The Hackuarium is a local biohackerspace (DIY biology lab)

A biohackerspace is a […]

On August 21st, three founders/organizers of European biohackerspaces – Clément Epié (La Paillasse Paris), Nicolas Loubet (La Paillasse Paris and http://umaps.fr/) and Yann Heurtaux (Hackuarium Lausanne) – visited our EPFL lab. We gave them a quick introduction to our iGEM project, demonstrating our microfluidic chips, our bacteria expressing GFP and our colored agar plates. Clément, Nicolas and Yann then described the projects they are working on in their biohackerspaces. It was great fun!

The three biohackers contacted the EPFL iGEM team to build a solid link between iGEM and the biohackerspaces, as La Paillasse did with the CRI-Bettencourt team in Paris a few months ago. This new collaboration between iGEM and biohackerspaces stems from the fact that many iGEM teams give up their project once the contest is over, because they lack means and space to further pursue their goals.
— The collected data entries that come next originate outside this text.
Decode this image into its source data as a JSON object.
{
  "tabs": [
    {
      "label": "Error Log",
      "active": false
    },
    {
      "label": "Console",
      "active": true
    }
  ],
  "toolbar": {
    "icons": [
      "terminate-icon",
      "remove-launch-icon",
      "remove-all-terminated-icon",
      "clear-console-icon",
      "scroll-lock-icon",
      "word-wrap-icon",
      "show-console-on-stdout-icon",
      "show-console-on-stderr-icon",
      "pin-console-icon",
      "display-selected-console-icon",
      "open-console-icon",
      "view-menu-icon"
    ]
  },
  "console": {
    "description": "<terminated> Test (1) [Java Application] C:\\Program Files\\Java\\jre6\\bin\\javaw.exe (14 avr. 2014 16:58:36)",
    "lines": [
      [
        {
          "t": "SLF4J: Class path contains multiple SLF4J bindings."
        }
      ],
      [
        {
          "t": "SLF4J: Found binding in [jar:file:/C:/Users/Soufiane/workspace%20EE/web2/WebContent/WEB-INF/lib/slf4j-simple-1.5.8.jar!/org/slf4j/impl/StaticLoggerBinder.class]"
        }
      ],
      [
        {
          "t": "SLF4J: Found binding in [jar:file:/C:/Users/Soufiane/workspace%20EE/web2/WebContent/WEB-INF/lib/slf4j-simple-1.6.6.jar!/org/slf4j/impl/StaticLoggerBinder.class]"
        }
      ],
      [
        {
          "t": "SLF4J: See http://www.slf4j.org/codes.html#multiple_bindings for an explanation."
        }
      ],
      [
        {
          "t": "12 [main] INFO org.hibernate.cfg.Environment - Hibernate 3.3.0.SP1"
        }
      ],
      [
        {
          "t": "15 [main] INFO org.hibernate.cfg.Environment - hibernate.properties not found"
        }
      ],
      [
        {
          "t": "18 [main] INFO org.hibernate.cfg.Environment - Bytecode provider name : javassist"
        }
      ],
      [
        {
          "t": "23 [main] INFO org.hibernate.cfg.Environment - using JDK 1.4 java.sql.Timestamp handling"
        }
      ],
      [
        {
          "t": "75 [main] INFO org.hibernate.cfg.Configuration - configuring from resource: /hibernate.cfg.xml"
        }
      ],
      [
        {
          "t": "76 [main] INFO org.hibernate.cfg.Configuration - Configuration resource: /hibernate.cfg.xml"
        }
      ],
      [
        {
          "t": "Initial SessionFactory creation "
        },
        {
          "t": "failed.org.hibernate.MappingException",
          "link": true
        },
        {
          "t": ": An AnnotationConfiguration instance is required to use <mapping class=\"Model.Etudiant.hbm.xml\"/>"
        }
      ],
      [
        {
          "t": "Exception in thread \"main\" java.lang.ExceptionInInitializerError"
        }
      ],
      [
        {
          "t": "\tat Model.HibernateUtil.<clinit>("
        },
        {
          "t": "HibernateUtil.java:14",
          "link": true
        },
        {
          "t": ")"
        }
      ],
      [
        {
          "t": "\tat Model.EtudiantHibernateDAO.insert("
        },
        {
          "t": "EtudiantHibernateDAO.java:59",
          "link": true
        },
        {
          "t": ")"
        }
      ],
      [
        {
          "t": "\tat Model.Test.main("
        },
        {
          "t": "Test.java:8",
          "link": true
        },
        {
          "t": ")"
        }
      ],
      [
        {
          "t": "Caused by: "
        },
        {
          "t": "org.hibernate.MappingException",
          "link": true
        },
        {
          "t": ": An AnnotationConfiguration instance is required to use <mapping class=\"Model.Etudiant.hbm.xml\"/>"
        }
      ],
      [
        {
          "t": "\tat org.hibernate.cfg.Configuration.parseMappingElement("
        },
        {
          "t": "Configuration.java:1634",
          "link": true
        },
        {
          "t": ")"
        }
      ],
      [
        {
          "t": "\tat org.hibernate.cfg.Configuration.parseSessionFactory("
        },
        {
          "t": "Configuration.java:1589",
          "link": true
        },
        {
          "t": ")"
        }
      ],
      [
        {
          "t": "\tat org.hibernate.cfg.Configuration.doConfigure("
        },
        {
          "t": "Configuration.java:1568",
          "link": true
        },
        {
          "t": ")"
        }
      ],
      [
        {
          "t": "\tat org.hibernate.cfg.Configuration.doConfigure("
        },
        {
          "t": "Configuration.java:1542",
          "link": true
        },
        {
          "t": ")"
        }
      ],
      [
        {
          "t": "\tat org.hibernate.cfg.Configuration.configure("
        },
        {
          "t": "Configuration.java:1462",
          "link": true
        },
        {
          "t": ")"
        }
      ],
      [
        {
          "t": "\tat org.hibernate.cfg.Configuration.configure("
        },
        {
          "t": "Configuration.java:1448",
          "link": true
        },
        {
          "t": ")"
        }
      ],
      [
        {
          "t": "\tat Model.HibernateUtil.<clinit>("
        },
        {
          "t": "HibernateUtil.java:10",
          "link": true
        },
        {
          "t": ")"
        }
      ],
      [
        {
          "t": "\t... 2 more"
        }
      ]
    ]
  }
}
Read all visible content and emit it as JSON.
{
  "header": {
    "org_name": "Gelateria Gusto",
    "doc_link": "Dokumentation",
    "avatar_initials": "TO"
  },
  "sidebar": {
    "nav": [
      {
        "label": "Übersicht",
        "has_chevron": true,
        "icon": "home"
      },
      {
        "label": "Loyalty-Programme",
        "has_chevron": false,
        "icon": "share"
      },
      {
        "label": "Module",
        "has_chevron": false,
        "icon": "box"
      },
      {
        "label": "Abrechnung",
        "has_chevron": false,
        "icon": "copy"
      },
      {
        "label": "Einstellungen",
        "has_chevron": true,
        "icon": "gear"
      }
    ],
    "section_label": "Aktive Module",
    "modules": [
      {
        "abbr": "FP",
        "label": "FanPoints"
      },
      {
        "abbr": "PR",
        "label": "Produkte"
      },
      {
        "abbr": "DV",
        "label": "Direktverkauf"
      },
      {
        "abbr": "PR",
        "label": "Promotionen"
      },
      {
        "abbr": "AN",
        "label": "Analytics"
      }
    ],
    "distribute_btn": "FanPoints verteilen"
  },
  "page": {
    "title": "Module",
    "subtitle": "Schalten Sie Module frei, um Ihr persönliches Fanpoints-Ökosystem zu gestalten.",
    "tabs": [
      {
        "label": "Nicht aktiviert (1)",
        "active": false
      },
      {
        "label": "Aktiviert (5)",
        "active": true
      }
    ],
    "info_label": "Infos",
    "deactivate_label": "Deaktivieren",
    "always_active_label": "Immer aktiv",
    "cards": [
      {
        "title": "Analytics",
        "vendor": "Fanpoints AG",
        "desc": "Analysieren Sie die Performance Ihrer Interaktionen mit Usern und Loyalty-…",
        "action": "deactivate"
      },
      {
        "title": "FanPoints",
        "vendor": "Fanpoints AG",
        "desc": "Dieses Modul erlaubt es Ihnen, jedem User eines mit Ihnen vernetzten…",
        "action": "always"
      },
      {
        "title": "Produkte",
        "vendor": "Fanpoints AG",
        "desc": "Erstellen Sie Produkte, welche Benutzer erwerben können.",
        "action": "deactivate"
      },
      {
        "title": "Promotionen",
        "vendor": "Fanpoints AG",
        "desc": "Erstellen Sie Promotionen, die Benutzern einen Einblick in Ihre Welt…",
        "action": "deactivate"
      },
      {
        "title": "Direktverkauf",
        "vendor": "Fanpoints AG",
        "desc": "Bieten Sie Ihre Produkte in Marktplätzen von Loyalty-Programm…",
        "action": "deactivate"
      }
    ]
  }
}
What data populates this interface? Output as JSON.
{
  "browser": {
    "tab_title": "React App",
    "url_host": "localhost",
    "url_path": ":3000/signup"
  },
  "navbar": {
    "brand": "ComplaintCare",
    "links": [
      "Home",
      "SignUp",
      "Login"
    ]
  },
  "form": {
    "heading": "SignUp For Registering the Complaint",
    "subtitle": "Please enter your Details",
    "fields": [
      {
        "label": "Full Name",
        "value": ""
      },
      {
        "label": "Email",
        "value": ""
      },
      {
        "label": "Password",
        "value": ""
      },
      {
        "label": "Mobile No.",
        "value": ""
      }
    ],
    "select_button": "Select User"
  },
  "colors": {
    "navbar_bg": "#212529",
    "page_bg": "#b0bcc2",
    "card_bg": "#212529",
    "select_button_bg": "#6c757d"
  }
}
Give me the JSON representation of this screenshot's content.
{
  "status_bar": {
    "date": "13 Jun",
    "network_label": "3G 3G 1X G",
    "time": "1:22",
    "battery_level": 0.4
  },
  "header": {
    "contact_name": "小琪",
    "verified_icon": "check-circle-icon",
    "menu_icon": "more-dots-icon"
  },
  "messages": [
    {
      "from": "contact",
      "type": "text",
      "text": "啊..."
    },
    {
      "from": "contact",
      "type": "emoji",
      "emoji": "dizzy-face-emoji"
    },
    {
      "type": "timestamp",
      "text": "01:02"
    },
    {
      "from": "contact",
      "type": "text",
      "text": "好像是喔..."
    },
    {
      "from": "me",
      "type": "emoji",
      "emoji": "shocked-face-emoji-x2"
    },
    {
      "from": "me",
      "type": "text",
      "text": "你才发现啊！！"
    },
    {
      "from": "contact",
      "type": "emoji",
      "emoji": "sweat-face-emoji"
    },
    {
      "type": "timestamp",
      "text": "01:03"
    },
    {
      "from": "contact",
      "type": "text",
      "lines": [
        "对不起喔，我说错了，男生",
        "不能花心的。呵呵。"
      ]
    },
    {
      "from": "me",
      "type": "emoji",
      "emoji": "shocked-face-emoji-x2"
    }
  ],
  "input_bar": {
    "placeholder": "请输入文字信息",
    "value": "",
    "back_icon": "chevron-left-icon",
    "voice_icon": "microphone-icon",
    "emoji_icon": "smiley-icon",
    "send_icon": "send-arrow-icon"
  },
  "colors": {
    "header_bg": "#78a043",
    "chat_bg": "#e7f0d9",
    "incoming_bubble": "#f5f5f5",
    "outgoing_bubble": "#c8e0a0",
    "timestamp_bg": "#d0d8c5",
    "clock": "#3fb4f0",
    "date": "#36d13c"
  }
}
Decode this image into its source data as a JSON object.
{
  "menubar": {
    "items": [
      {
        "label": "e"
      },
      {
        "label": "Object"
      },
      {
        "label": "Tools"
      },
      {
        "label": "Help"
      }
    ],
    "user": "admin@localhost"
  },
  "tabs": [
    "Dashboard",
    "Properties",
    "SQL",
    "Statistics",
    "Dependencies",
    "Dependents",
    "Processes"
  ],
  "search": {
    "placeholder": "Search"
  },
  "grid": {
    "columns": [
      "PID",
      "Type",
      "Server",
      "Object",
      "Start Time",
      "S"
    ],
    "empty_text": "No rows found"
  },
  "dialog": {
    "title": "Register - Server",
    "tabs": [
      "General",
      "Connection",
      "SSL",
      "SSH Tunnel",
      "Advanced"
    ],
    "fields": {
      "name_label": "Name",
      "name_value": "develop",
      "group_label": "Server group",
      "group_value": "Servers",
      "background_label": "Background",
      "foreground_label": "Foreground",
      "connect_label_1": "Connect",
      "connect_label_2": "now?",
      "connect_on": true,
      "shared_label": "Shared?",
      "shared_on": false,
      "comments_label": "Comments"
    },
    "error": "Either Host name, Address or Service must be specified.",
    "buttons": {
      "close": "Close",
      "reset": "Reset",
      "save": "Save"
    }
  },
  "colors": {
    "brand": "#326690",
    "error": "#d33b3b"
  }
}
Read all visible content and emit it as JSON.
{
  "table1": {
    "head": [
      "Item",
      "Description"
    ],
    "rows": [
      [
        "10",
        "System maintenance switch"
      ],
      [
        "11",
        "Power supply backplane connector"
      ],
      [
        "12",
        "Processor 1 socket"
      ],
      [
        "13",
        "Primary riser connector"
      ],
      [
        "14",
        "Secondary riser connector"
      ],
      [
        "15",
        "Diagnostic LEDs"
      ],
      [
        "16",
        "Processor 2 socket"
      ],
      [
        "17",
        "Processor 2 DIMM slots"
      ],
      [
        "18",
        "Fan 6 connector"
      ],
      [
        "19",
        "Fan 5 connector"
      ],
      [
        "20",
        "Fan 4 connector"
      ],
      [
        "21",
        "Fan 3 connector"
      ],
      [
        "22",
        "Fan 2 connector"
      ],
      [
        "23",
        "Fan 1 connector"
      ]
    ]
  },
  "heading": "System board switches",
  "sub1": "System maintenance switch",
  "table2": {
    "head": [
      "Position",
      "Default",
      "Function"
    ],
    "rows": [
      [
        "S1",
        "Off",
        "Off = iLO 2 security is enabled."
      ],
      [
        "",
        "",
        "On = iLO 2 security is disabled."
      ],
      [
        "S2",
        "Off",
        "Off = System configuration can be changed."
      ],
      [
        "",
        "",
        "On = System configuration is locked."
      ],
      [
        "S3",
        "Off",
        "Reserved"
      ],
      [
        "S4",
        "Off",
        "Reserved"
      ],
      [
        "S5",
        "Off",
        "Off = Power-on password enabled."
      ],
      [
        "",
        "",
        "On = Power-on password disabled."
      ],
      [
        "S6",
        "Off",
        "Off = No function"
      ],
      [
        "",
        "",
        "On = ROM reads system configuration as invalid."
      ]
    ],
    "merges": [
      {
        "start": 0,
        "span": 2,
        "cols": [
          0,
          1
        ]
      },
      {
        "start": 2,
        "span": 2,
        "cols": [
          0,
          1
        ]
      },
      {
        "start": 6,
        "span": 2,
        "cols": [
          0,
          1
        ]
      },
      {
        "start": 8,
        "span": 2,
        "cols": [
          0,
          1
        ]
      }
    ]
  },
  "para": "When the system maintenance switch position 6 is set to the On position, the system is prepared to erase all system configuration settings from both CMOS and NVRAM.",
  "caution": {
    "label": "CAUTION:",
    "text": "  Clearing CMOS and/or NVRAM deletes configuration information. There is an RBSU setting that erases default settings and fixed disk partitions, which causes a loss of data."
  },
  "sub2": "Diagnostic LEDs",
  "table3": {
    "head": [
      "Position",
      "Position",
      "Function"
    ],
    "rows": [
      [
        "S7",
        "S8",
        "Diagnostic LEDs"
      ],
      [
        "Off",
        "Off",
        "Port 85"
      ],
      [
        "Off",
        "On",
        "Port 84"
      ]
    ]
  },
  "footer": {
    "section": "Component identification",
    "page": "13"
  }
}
The Lausanne Hackuarium intends to collaborate with EPFL iGEM teams from now on to help them continue their projects by providing lab facilities and thinking spaces. Great ideas shouldn't be wasted!

We are excited at the prospect of this collaboration, and so we continue to meet occasionally with the members of Hackuarium. On the 10th of September, our team formally presented our iGEM during one of Hackuarium’s weekly open meetings. The presentation was given to about 30 collaborators from different backgrounds, including engineering, biology design and journalism. Some had never heard about iGEM, and were really enthusiastic about our project. We agreed to do a second presentation after the Jamboree to talk about the results of the project and our experience in Boston.